The huge advantage of using the Weaver davit system is that when the tender is in the water but still attached to the boat, the tender remains stable enough to step from the swimstep into the dink even in fairly rough water. No tender beating against your transom in this set up. After everyone's aboard simply unweight the davit side of your tender and unsnap the davits and off you go.
As to the verticle tender trapping a big wave, we don't veiw this as a threat anymore. I was very concerned about it at first but we have been in some real bad water and have had no problem with the Zodiak trapping water. It may be just the particular motion of our boat but I never want to find myself in water that would swamp the Zodiak on its davits. If I do, I'll have bigger problems than water in the Zodiak.

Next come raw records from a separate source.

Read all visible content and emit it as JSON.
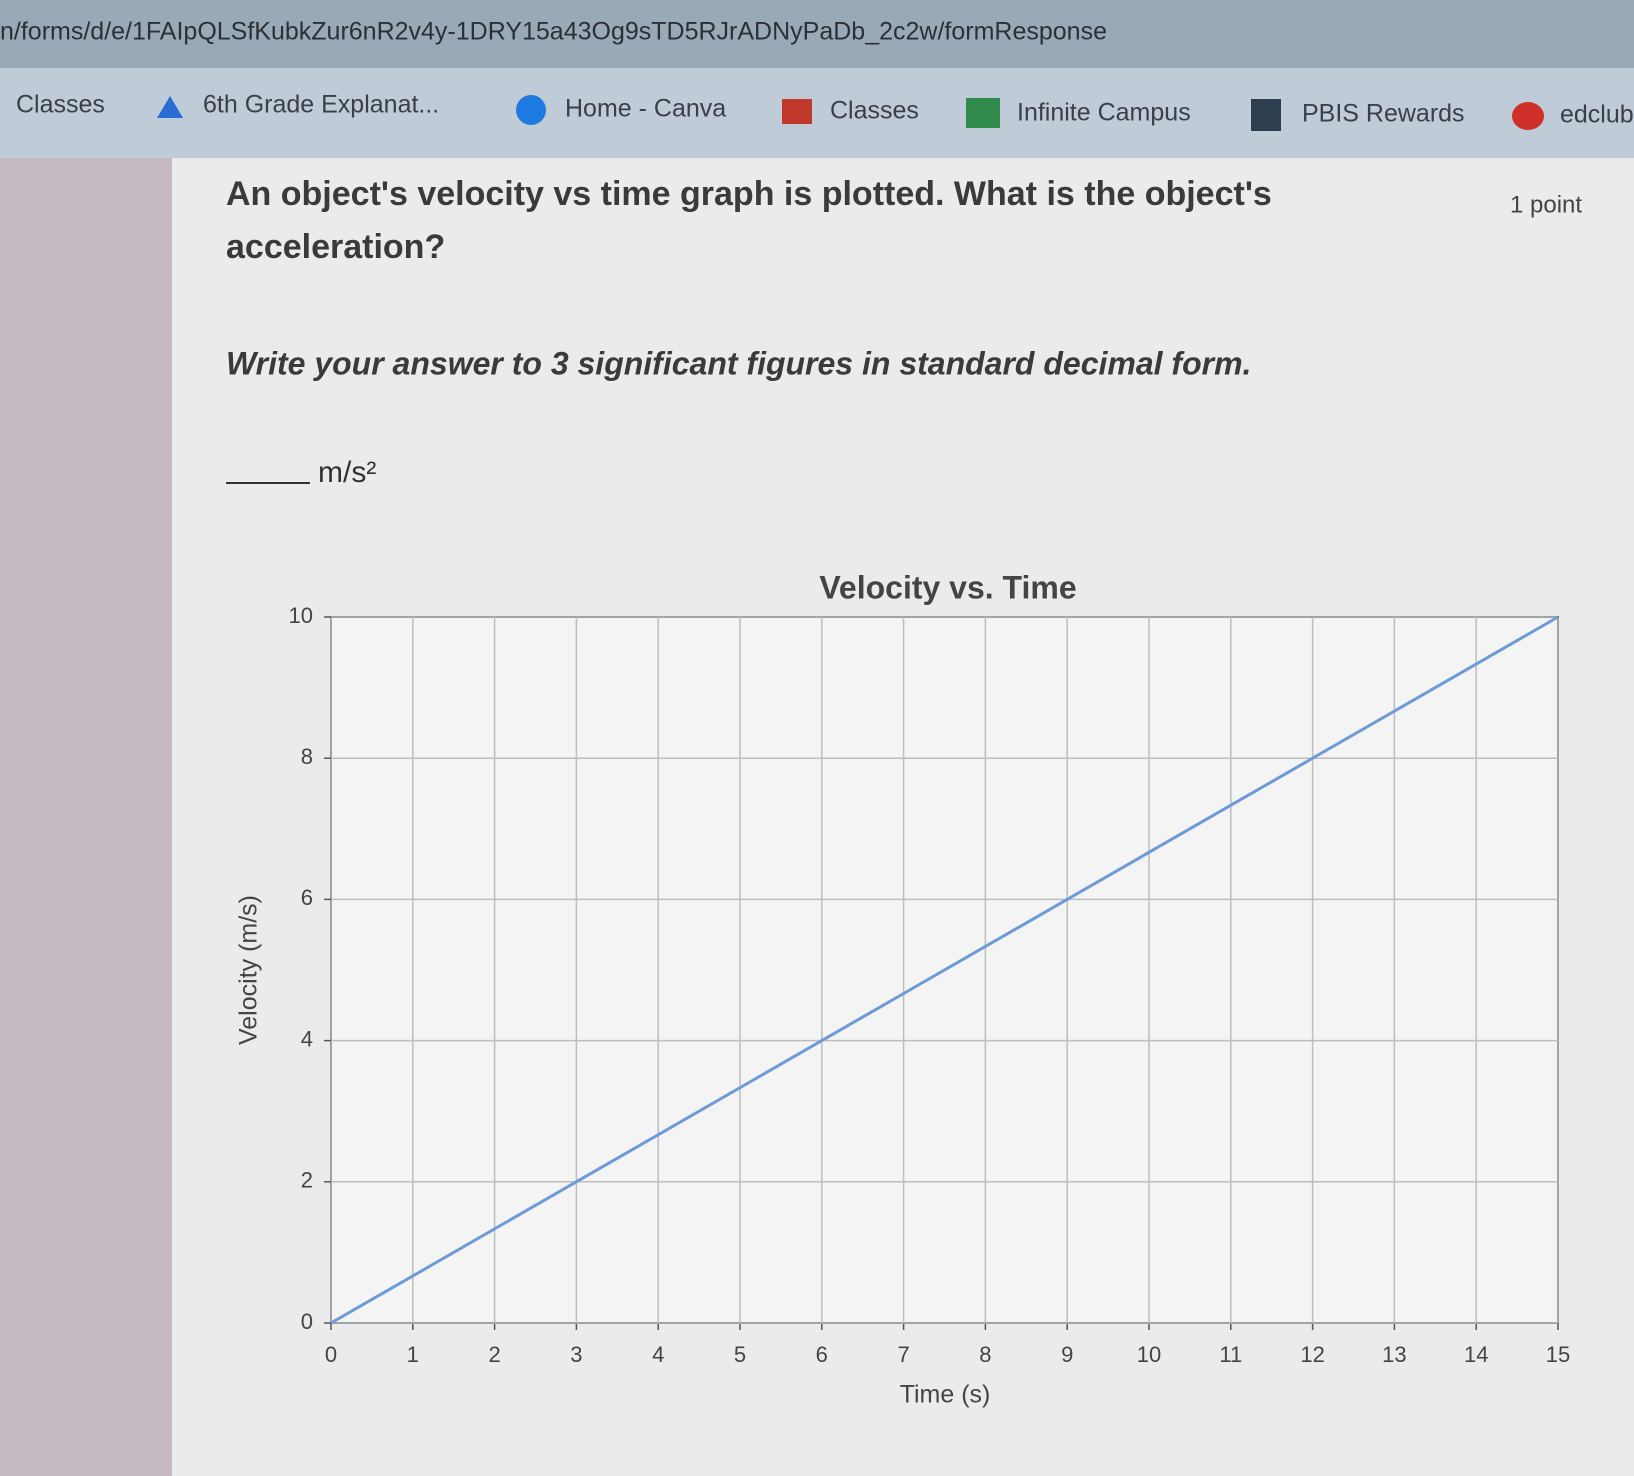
{
  "browser": {
    "url": "n/forms/d/e/1FAIpQLSfKubkZur6nR2v4y-1DRY15a43Og9sTD5RJrADNyPaDb_2c2w/formResponse",
    "bookmarks": [
      "Classes",
      "6th Grade Explanat...",
      "Home - Canva",
      "Classes",
      "Infinite Campus",
      "PBIS Rewards",
      "edclub"
    ]
  },
  "question": {
    "text_line1": "An object's velocity vs time graph is plotted. What is the object's",
    "text_line2": "acceleration?",
    "points": "1 point",
    "instruction": "Write your answer to 3 significant figures in standard decimal form.",
    "unit": "m/s²"
  },
  "chart_data": {
    "type": "line",
    "title": "Velocity vs. Time",
    "x_label": "Time (s)",
    "y_label": "Velocity (m/s)",
    "x": [
      0,
      15
    ],
    "series": [
      {
        "color": "#6f9ad8",
        "values": [
          0,
          10
        ]
      }
    ],
    "xlim": [
      0,
      15
    ],
    "ylim": [
      0,
      10
    ],
    "xticks": [
      0,
      1,
      2,
      3,
      4,
      5,
      6,
      7,
      8,
      9,
      10,
      11,
      12,
      13,
      14,
      15
    ],
    "yticks": [
      0,
      2,
      4,
      6,
      8,
      10
    ],
    "grid": true
  }
}
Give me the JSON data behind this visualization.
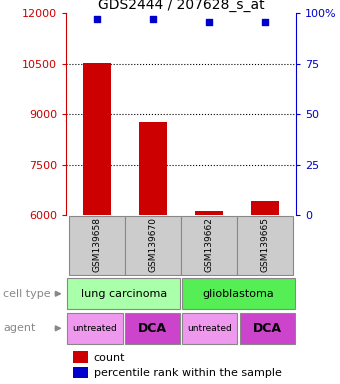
{
  "title": "GDS2444 / 207628_s_at",
  "samples": [
    "GSM139658",
    "GSM139670",
    "GSM139662",
    "GSM139665"
  ],
  "counts": [
    10520,
    8760,
    6130,
    6430
  ],
  "percentile_ranks": [
    97,
    97,
    96,
    96
  ],
  "ylim_left": [
    6000,
    12000
  ],
  "yticks_left": [
    6000,
    7500,
    9000,
    10500,
    12000
  ],
  "yticks_right": [
    0,
    25,
    50,
    75,
    100
  ],
  "ylim_right": [
    0,
    100
  ],
  "bar_color": "#cc0000",
  "dot_color": "#0000cc",
  "cell_types": [
    "lung carcinoma",
    "glioblastoma"
  ],
  "cell_type_spans": [
    2,
    2
  ],
  "cell_type_colors": [
    "#aaffaa",
    "#55ee55"
  ],
  "agents": [
    "untreated",
    "DCA",
    "untreated",
    "DCA"
  ],
  "agent_colors_light": "#ee99ee",
  "agent_colors_dark": "#cc44cc",
  "left_axis_color": "#cc0000",
  "right_axis_color": "#0000cc",
  "sample_bg": "#cccccc",
  "legend_square_size": 8
}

Horizontal storage does eliminate the swivel mechanism for the outboard necessary in a vertical installation. However the davit system necessary for such a system will be more costly to purchase and install. In a vertical installation you'll have to tattoo your boat name on the dinghy bottom.
You can probably find much on this subject by doing a search in the archives.* Within the last year we were faced with somewhat the same problem----larger, heavier dinghy and how to store it.
We have a starboard side transom door that needed to be kept clear for access to floating docks (floats as they are called in the PNW).* We used the Weaver system with the lever for the 15hp 2 stroke engine.* We are happy with the rusult, and hae cruised with it at 27 knots.
Pictures follow.* One picture shows the transom gate.* The dinghy is stored but not visible there.* We also did not want the weight to bear on the tubes so used a transom arc and bow locker arc.* Carries very well.* To lift it in place, I installed a mount for a removable come along under the helm deck roof overhang.
-- Edited by Moonstruck on Wednesday 2nd of November 2011 12:00:07 PM
Going back to the original dilemma of how to carry a dink on the duckboard and yet not obstruct the transom door or make using a ladder impossible, I post the pic below of how we managed it on Lotus.* The pic is not a real close-up, but I think one can make out the gist of it.* Lotus is second from the right, next to the old woody, with red canvas.
The dinghy is a 9 ft Tinker Tramp, but mounted well to the port end of the duckboart, there is space for us to still use the transom door, and also swing down a ladder opposite the door, and clearing the dinghy at the same time.* Our boat's beam is not huge, just 3.5 metres (about 12 feet), so it should be possible on anything over 30 ft.